Это прервало мои занятия и подорвало мою систему мирной жизни, я должен был из сентиментальных побуждений стать компаньоном дебошей молодого человека. Это был безумец, который не любил никакой литературы, ни порядочного общества, ни здравомыслящих людей: вскочить на лошадь, чтобы загонять ее, скача во весь опор, не боясь самому убиться, пить всевозможные вина до потери рассудка и грубо развлекаться с продажными женщинами — были его единственные страсти. Он держал местного слугу, который заодно был обязан поставлять ему ежедневно какую-нибудь девушку или женщину, которая в городе Флоренции не была бы известна как публичная женщина. За те два месяца, что он провел в Тоскане, я двадцать раз спасал ему жизнь; я изнемогал, но чувство обязательности не позволяло мне его покинуть; что касается затрат, я был не причем, так как он хотел все время платить сам, и по этому поводу мы частенько горячо спорили, потому что, сам все оплачивая, он требовал, чтобы я пил наравне с ним и занимался вместе с ним любовными утехами, либо с той же девицей, либо с другой; но по этим двум статьям я соглашался лишь в половинном размере. Лишь в Луке, куда мы заявлялись послушать оперу, он часто приводил с собой двух танцовщиц, одна из которых могла пленить и самых разборчивых. Шевалье, который, по своему обыкновению, раз слишком напился, смог воздать ей лишь малой справедливостью, но я за него отомстил, и, поскольку она приняла меня за отца этого сони, она сказала, что я должен дать ему лучшее воспитание.
После его отъезда, который случился, поскольку его гувернер окончательно выздоровел, я возобновил свои занятия, приходя, однако, каждый день ужинать к танцовщице Дениз, которая, оставив службу у короля Прусского и даже театр, удалилась во Флоренцию, где, возможно, живет и до сих пор.
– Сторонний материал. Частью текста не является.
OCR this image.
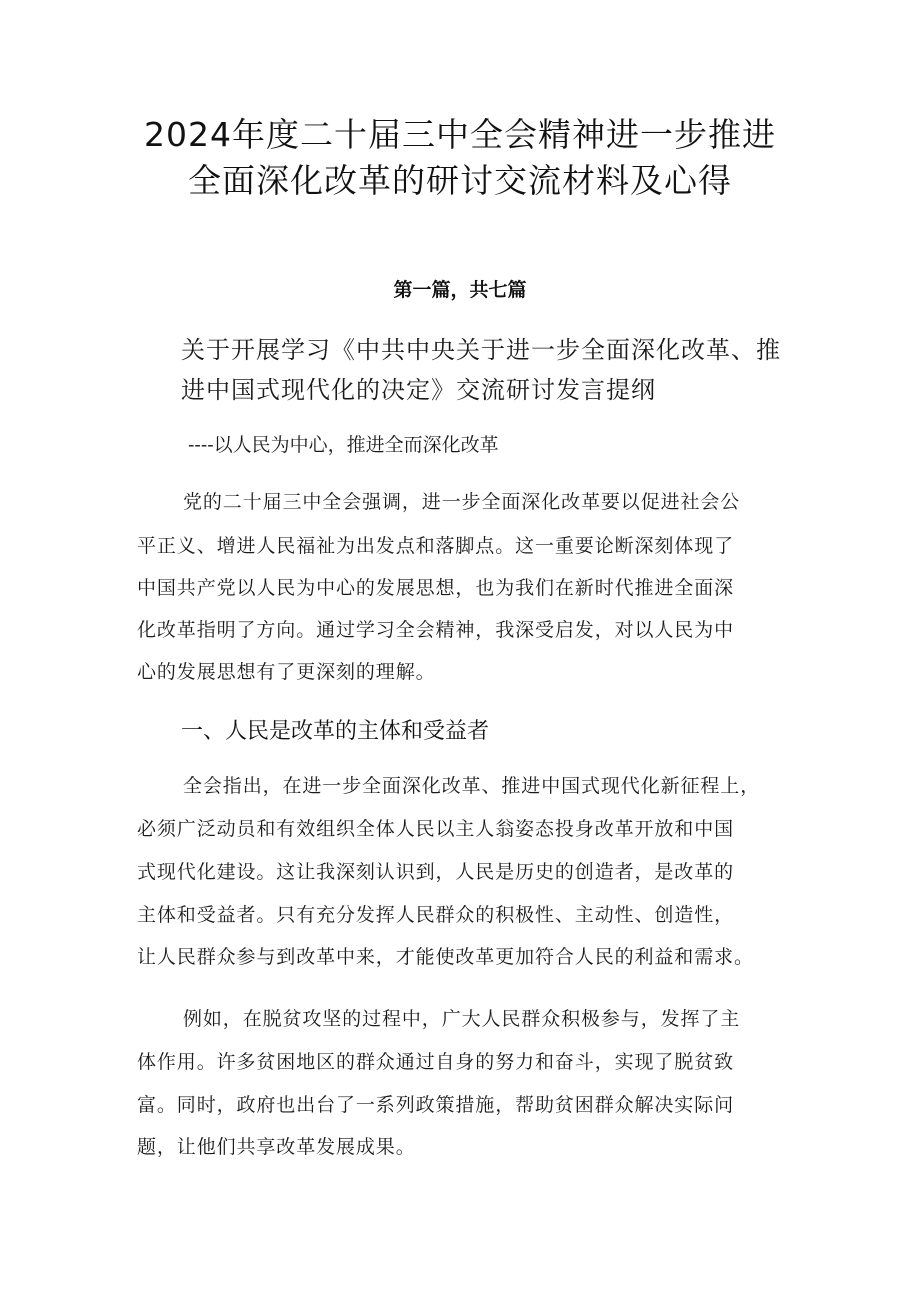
2024年度二十届三中全会精神进一步推进
全面深化改革的研讨交流材料及心得
第一篇，共七篇
关于开展学习《中共中央关于进一步全面深化改革、推
进中国式现代化的决定》交流研讨发言提纲
----以人民为中心，推进全而深化改革
党的二十届三中全会强调，进一步全面深化改革要以促进社会公
平正义、增进人民福祉为出发点和落脚点。这一重要论断深刻体现了
中国共产党以人民为中心的发展思想，也为我们在新时代推进全面深
化改革指明了方向。通过学习全会精神，我深受启发，对以人民为中
心的发展思想有了更深刻的理解。
一、人民是改革的主体和受益者
全会指出，在进一步全面深化改革、推进中国式现代化新征程上，
必须广泛动员和有效组织全体人民以主人翁姿态投身改革开放和中国
式现代化建设。这让我深刻认识到，人民是历史的创造者，是改革的
主体和受益者。只有充分发挥人民群众的积极性、主动性、创造性，
让人民群众参与到改革中来，才能使改革更加符合人民的利益和需求。
例如，在脱贫攻坚的过程中，广大人民群众积极参与，发挥了主
体作用。许多贫困地区的群众通过自身的努力和奋斗，实现了脱贫致
富。同时，政府也出台了一系列政策措施，帮助贫困群众解决实际问
题，让他们共享改革发展成果。
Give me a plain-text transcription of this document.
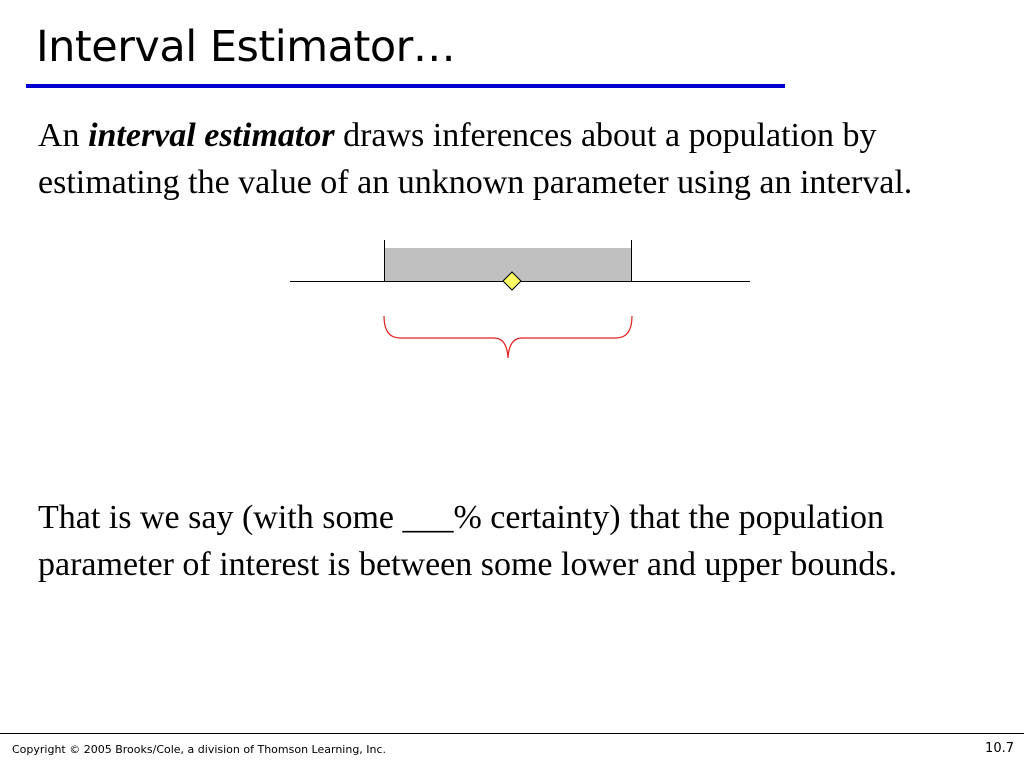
Interval Estimator…

An interval estimator draws inferences about a population by estimating the value of an unknown parameter using an interval.

That is we say (with some ___% certainty) that the population parameter of interest is between some lower and upper bounds.

Copyright © 2005 Brooks/Cole, a division of Thomson Learning, Inc.	10.7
Она была примерно моего возраста, но, несмотря на это, вызывала еще любовные желания. Ей давали только тридцать лет, она обладала детской грацией, которая ее не портила, держалась по-дружески, была умна и держалась очень хорошо. Кроме того, она поселилась совершенно чудесно, на площади над первым кафе Флоренции, с балконом, на котором в жаркие ночи можно было пользоваться свежестью, услаждающей душу. Читатель может помнить, каким образом я стал ее другом в Берлине в году 1764. Когда я встретил ее в тот момент во Флоренции, наше былое пламя снова разгорелось. Главной квартиросъемщицей дома, где она жила, была та Бригонци, которую я встретил в Мемеле в тот год, когда направлялся в Петербург. Эта дама Бригонци, которая претендовала на то, что я якобы любил ее двадцать пять лет назад, часто поднималась к своей жилице вместе с маркизом Каппони, своим старым возлюбленным, мужчиной весьма любезным и украшенным многими наградами. Видя, что он со мной с удовольствием разговаривает, я облегчил ему возможность завязать со мной знакомство, зайдя к нему с визитом, который он мне вернул, оставив мне свою карточку. Он представил меня своему семейству, пригласил обедать, и это был первый день, когда я облачился со всей элегантностью и со всеми моими украшениями. Я познакомился у него со знаменитым любовником Кориллы, маркизом Женнори, который привел меня в дом Флоренс, где я не смог избежать своей судьбы. Я влюбился в мадам XX, вдову, еще молодую, литературно образованную, довольно богатую и знакомую с обычаями разных народов, проведшую шесть месяцев в Париже. Эта несчастная любовь сделала для меня неприятными последние три месяца, что я провел во Флоренции.
В это время прибыл граф Медини; это было начало октября, он не имел денег, чтобы заплатить возчику (веттурино), и вынужден был здесь остановиться. Он поселился у ирландца, бедного, несмотря на то, что всю жизнь тот был мошенником, и написал мне, умоляя прийти и избавить его от сбиров, которые окружили его в его комнате и собираются вести в тюрьму. Он говорил мне, что нет необходимости, чтобы я заплатил, но чтобы я дал только поручительство, заверяя, что я ничем не рискую, потому что он уверен, что будет в состоянии заплатить в течение нескольких дней.
Читатель может вспомнить причины, по которым я мог не любить этого человека, но, несмотря на это, я не нашел в себе силы не прийти ему на помощь, решившись даже поручиться за него, если он покажет мне, что вскоре сможет сам заплатить. Впрочем, сумма, как я думал, не должна была быть слишком велика. Я не понимал, почему сам трактирщик не мог оказать ему эту услугу. Но я все увидел и понял, как только вошел в его апартаменты.